Wednesday, May 24, 2006

Sweet and Low (copy)

Ben Eisenstadt is “part of that special breed of Americans—orphans, mongrels, mutts—responsible for no one but himself.” Growing up in turn-of-the-century Brooklyn, eight-year-old Ben works in his uncle’s tea bag factory from sunrise to sunset. This tough kid, with slouch-brimmed hat and chewed toothpick, eventually becomes the inventor of Sweet ‘N Low.

While working, Ben attends school and eventually becomes a lawyer. He attracts beautiful wife, Betty, ready to ride on the coat tails of his future success. Unfortunately, the Great Depression hits and Ben faces work as kitchen help in Betty’s family business. He enjoys local fame as the only busboy/lawyer in New York.

It’s in one of these shabby family diners where the idea to package sugar starts. Betty complains about the mess involved in sugar dispensers and bowls. The dispensers clog easily and the bowls are unsanitary because of the shared spoon usage. Ben asks, “What if the sugar was packaged separately, in little pouches?”

He purchases one of his uncle’s old tea bag machines and sets it up for sugar. We could stop here, with Ben’s success; unfortunately, Ben did not patent his machine. Hoping for a contract, he invites the leaders of Domino’s sugar to view his contraption. After two weeks of waiting, Ben finally discovers they are packing sugar, but with their own machines.

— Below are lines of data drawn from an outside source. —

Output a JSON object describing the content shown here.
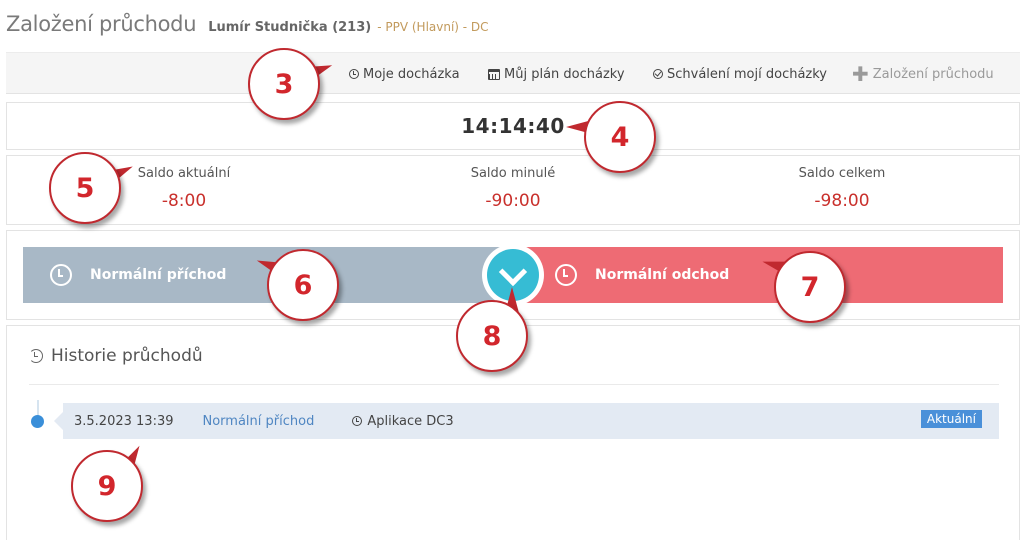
{
  "header": {
    "title": "Založení průchodu",
    "user": "Lumír Studnička (213)",
    "meta": "- PPV (Hlavní) - DC"
  },
  "toolbar": {
    "items": [
      {
        "label": "Moje docházka",
        "icon": "clock-icon"
      },
      {
        "label": "Můj plán docházky",
        "icon": "calendar-icon"
      },
      {
        "label": "Schválení mojí docházky",
        "icon": "check-circle-icon"
      },
      {
        "label": "Založení průchodu",
        "icon": "plus-icon",
        "state": "disabled"
      }
    ]
  },
  "clock": {
    "time": "14:14:40"
  },
  "saldo": [
    {
      "label": "Saldo aktuální",
      "value": "-8:00"
    },
    {
      "label": "Saldo minulé",
      "value": "-90:00"
    },
    {
      "label": "Saldo celkem",
      "value": "-98:00"
    }
  ],
  "actions": {
    "arrival": {
      "label": "Normální příchod",
      "color": "#a8b8c6"
    },
    "departure": {
      "label": "Normální odchod",
      "color": "#ee6b74"
    },
    "confirm_icon": "chevron-down-icon"
  },
  "history": {
    "title": "Historie průchodů",
    "entries": [
      {
        "time": "3.5.2023 13:39",
        "type": "Normální příchod",
        "source": "Aplikace DC3",
        "badge": "Aktuální"
      }
    ]
  },
  "callouts": [
    "3",
    "4",
    "5",
    "6",
    "7",
    "8",
    "9"
  ],
  "colors": {
    "accent": "#36bcd4",
    "negative": "#c9302c",
    "callout": "#d2262c"
  }
}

Sweet and Low by Rich Cohen mixes memoir, humor, and history as the story of his family’s business unfolds. This unauthorized true story, as seen through the eyes of a disinherited family member, reminds me of the cast in Neil Simon's play, "Lost in Yonkers": a Jewish family complete with one neurotic mother, miserly father, golden-boy son, recluse daughter, and a daughter with moxie, or in this case, Cohen’s mother.

The author tells this incredible story in three parts. The first part consists of a brief history of Brooklyn and Sweet ‘N Low’s humble beginnings. The second part relates how mobsters infiltrate the factory and launder millions of dollars through phony invoices. The last part concentrates on the disinheritance of the Cohen family and Sweet ‘N Low’s market loss.

Cohen, contributing editor of Rolling Stones Magazine, has waited all his life to tell his family’s story. Just like the product that made his grandfather rich, the story is sweet with a little bitter aftertaste.